An anti-government protester appeals to government backers to stop throwing rocks during clashes in Sana'a, February 19, 2011

An anti-government protester appeals to government backers to stop throwing rocks during clashes in Sana'a, February 19, 2011

As pro-democracy movements gain momentum in the region, Yemen and Libya are cracking down on the protest movements that have been growing within their borders during the past week.

Popular uprisings continue to spread through the regions of North African and the Middle East.

In Yemen's capital, Sana'a, protests turned violent Saturday as anti-government and pro-government activists clashed on the streets.

Stone throwing and gunfire erupted, but an official tally of wounded or dead has not been released.

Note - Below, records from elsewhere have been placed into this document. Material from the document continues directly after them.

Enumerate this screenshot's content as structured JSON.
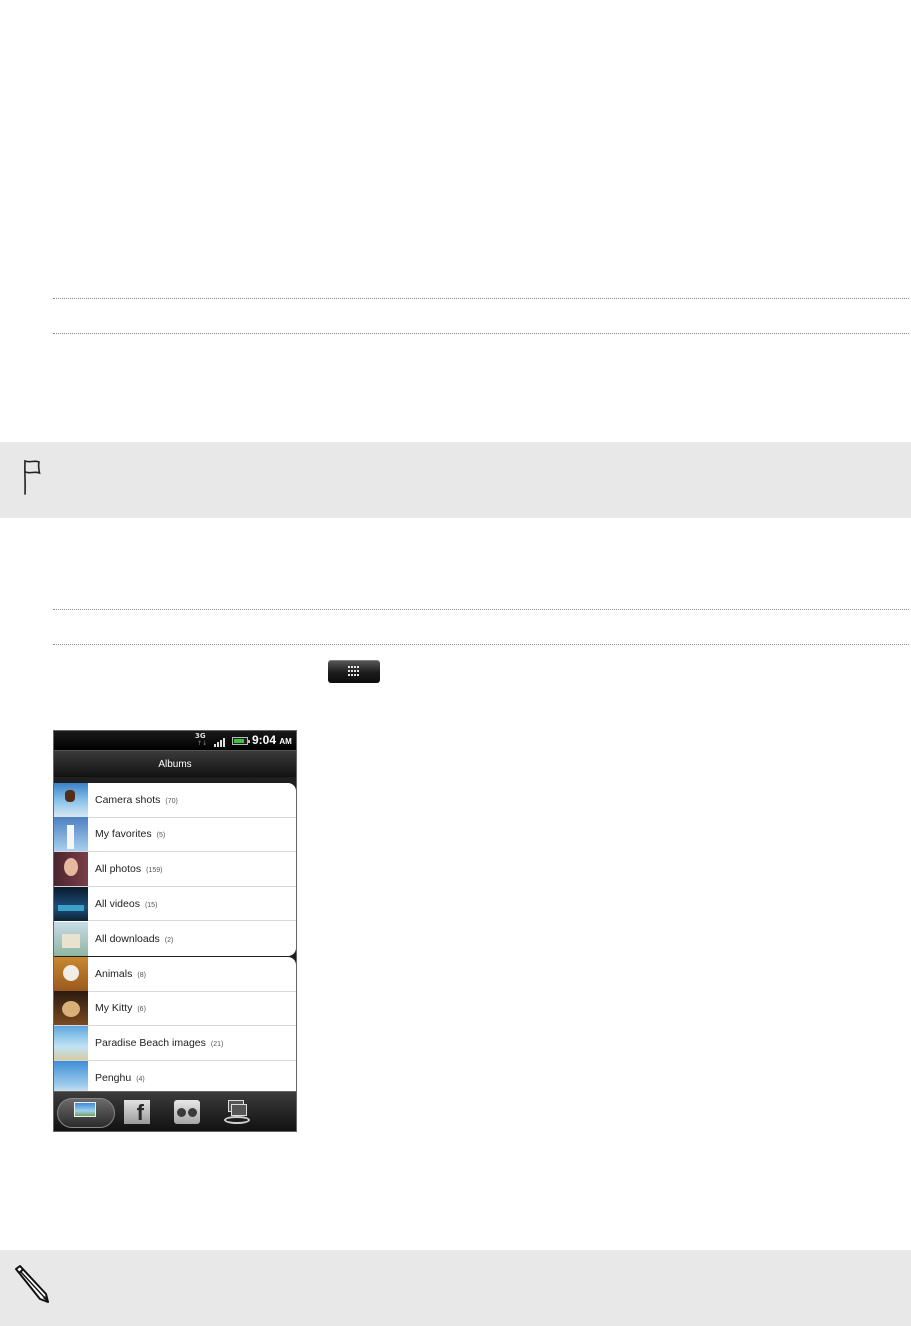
{
  "menu_key": {
    "icon": "menu-grid-icon"
  },
  "phone": {
    "status": {
      "network": "3G",
      "time": "9:04",
      "ampm": "AM",
      "battery_level": 0.85
    },
    "title": "Albums",
    "albums_group1": [
      {
        "name": "Camera shots",
        "count": "(70)",
        "thumb": "th-cam"
      },
      {
        "name": "My favorites",
        "count": "(5)",
        "thumb": "th-fav"
      },
      {
        "name": "All photos",
        "count": "(159)",
        "thumb": "th-all"
      },
      {
        "name": "All videos",
        "count": "(15)",
        "thumb": "th-vid"
      },
      {
        "name": "All downloads",
        "count": "(2)",
        "thumb": "th-dl"
      }
    ],
    "albums_group2": [
      {
        "name": "Animals",
        "count": "(8)",
        "thumb": "th-ani"
      },
      {
        "name": "My Kitty",
        "count": "(6)",
        "thumb": "th-kit"
      },
      {
        "name": "Paradise Beach images",
        "count": "(21)",
        "thumb": "th-par"
      },
      {
        "name": "Penghu",
        "count": "(4)",
        "thumb": "th-pen"
      }
    ],
    "tabs": [
      {
        "icon": "albums-icon",
        "active": true
      },
      {
        "icon": "facebook-icon",
        "active": false
      },
      {
        "icon": "flickr-icon",
        "active": false
      },
      {
        "icon": "friend-stream-icon",
        "active": false
      }
    ]
  },
  "notes": {
    "flag_icon": "flag-icon",
    "pencil_icon": "pencil-icon"
  }
}
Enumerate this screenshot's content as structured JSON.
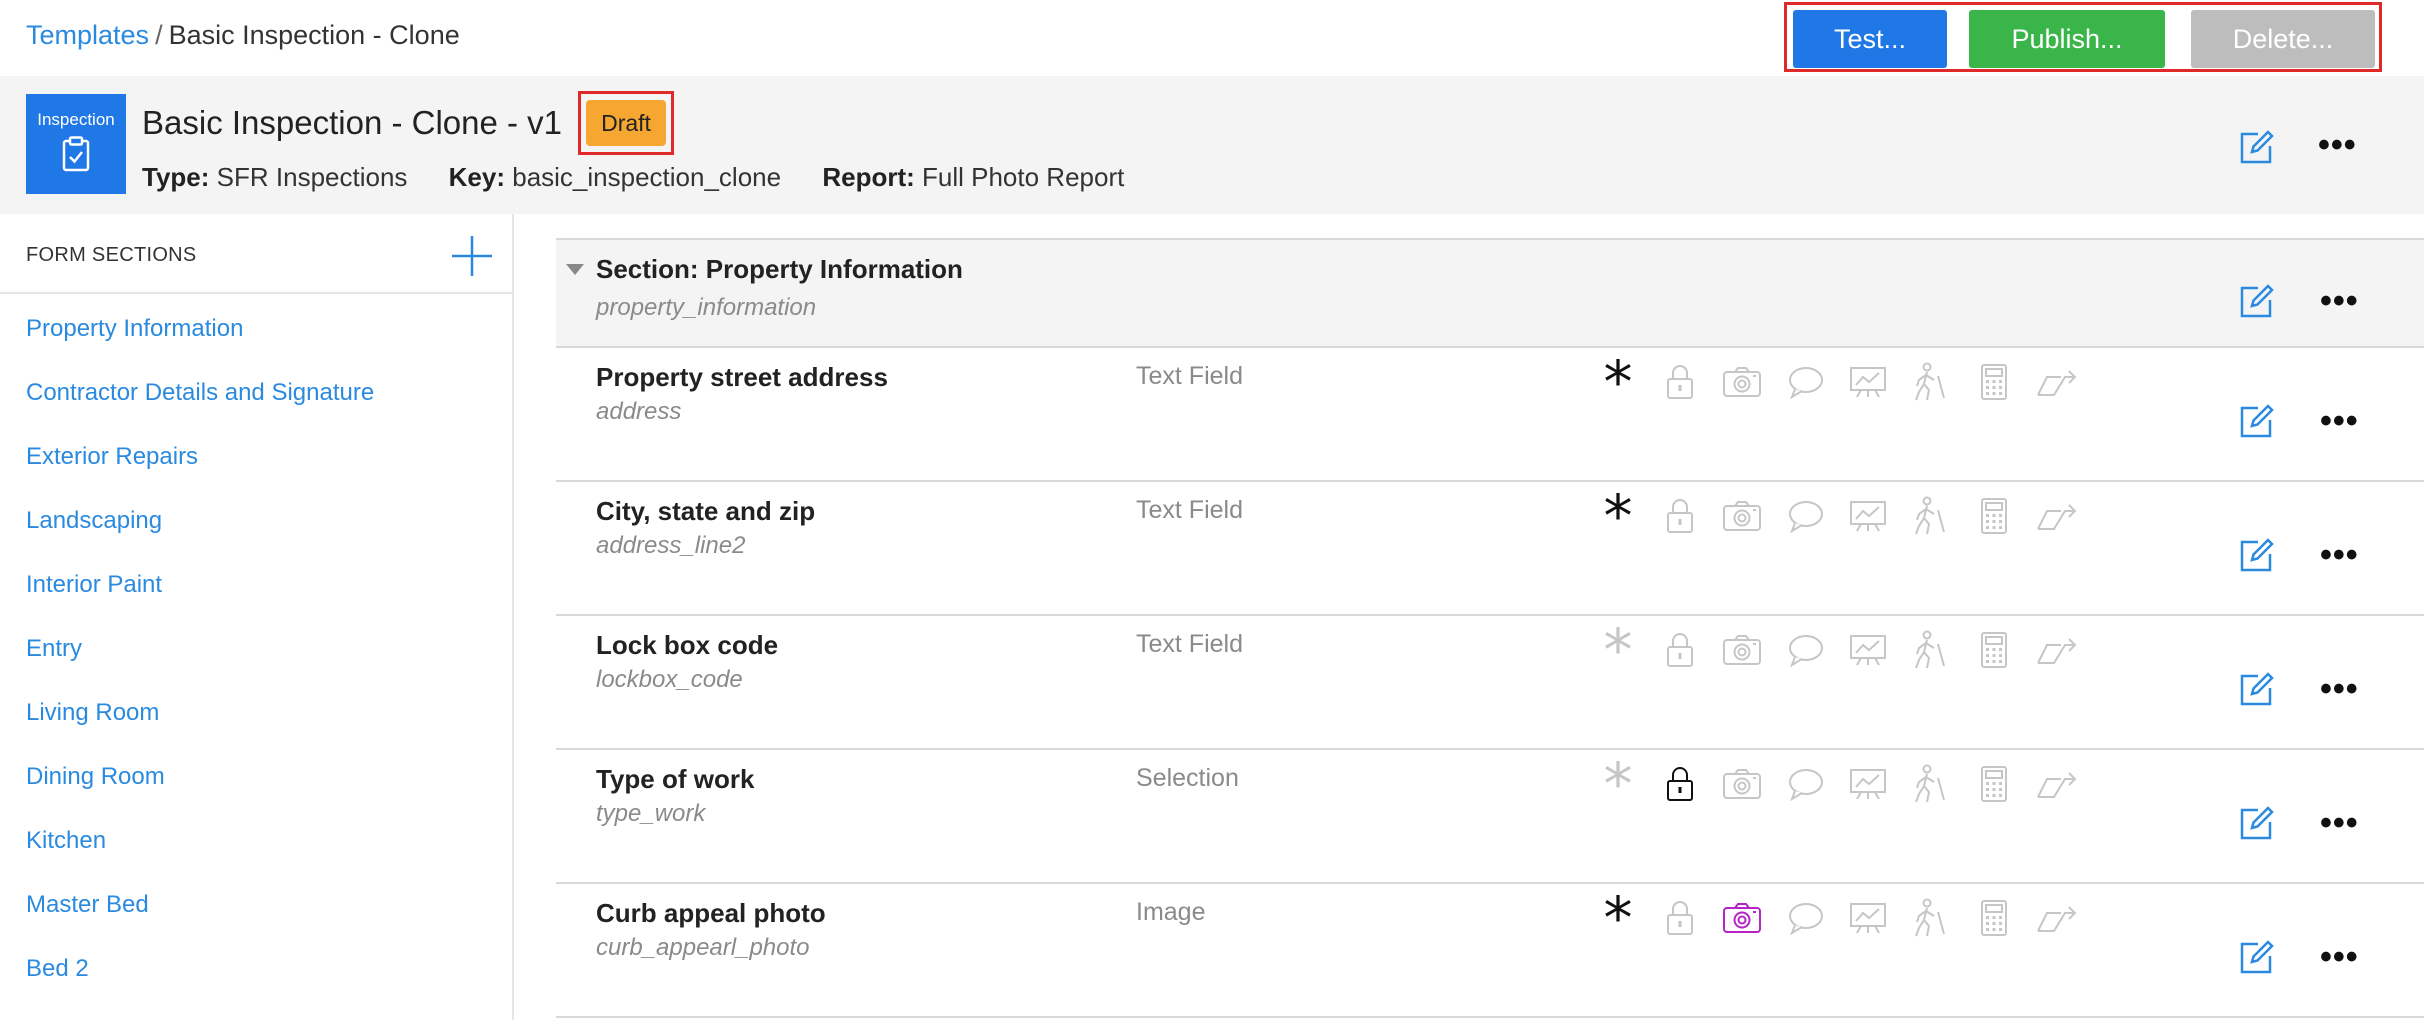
{
  "breadcrumb": {
    "root": "Templates",
    "separator": "/",
    "current": "Basic Inspection - Clone"
  },
  "actions": {
    "test": "Test...",
    "publish": "Publish...",
    "delete": "Delete..."
  },
  "template": {
    "icon_label": "Inspection",
    "title": "Basic Inspection - Clone - v1",
    "status": "Draft",
    "type_label": "Type:",
    "type_value": "SFR Inspections",
    "key_label": "Key:",
    "key_value": "basic_inspection_clone",
    "report_label": "Report:",
    "report_value": "Full Photo Report"
  },
  "sidebar": {
    "heading": "FORM SECTIONS",
    "items": [
      {
        "label": "Property Information"
      },
      {
        "label": "Contractor Details and Signature"
      },
      {
        "label": "Exterior Repairs"
      },
      {
        "label": "Landscaping"
      },
      {
        "label": "Interior Paint"
      },
      {
        "label": "Entry"
      },
      {
        "label": "Living Room"
      },
      {
        "label": "Dining Room"
      },
      {
        "label": "Kitchen"
      },
      {
        "label": "Master Bed"
      },
      {
        "label": "Bed 2"
      }
    ]
  },
  "section": {
    "title": "Section: Property Information",
    "key": "property_information"
  },
  "fields": [
    {
      "name": "Property street address",
      "key": "address",
      "type": "Text Field",
      "required": true,
      "locked": false,
      "photo": false
    },
    {
      "name": "City, state and zip",
      "key": "address_line2",
      "type": "Text Field",
      "required": true,
      "locked": false,
      "photo": false
    },
    {
      "name": "Lock box code",
      "key": "lockbox_code",
      "type": "Text Field",
      "required": false,
      "locked": false,
      "photo": false
    },
    {
      "name": "Type of work",
      "key": "type_work",
      "type": "Selection",
      "required": false,
      "locked": true,
      "photo": false
    },
    {
      "name": "Curb appeal photo",
      "key": "curb_appearl_photo",
      "type": "Image",
      "required": true,
      "locked": false,
      "photo": true
    }
  ],
  "icon_names": [
    "required-star-icon",
    "lock-icon",
    "camera-icon",
    "comment-icon",
    "chart-icon",
    "inspector-icon",
    "calculator-icon",
    "flag-icon"
  ],
  "colors": {
    "link": "#2a8adf",
    "primary": "#1f78e6",
    "publish": "#39b54a",
    "disabled": "#bdbdbd",
    "draft": "#f5a731",
    "highlight": "#e02a2a",
    "photo_active": "#b523c9",
    "icon_inactive": "#c6c6c6"
  }
}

At least one anti-government protester was reported killed.

Activists are protesting against the rule of President Ali Abdullah Saleh, who has been in power for 32 years.

Protests have gained momentum this month in impoverished Yemen, and they are not limited to the capital. The New York-based Human Rights Watch says Yemeni human rights activists report that at least three people were killed and 80 wounded on Friday alone. One fatal attack involved an unknown assailant who threw a hand grenade at protesters in the southwestern city of Taizz.

Elsewhere in the region, the Libyan government is sharply cracking down on activists who are calling for political reform and an end to Moammar Gadhafi's more than four decades in power.

Photo Gallery: Protests From Around the Region

Human Rights Watch says at least 84 people have been killed since Wednesday as protesters take to the streets in a number of eastern Libyan cities, where there is less support for Mr. Gadhafi. The rights group says hospital sources in the eastern city of Benghazi say they have received numerous bodies with gunshot wounds.

Activists in North Africa and the Middle East are emboldened by protests elsewhere in the region, most notably Egypt and Tunisia, where popular uprisings have unseated longtime leaders. Egyptians on Friday celebrated the one-week anniversary of President Hosni Mubarak's resignation. Just over a month ago, Tunisia's Zine al-Abidine Ben Ali fled to Saudi Arabia, bringing his 23 years in power to an end.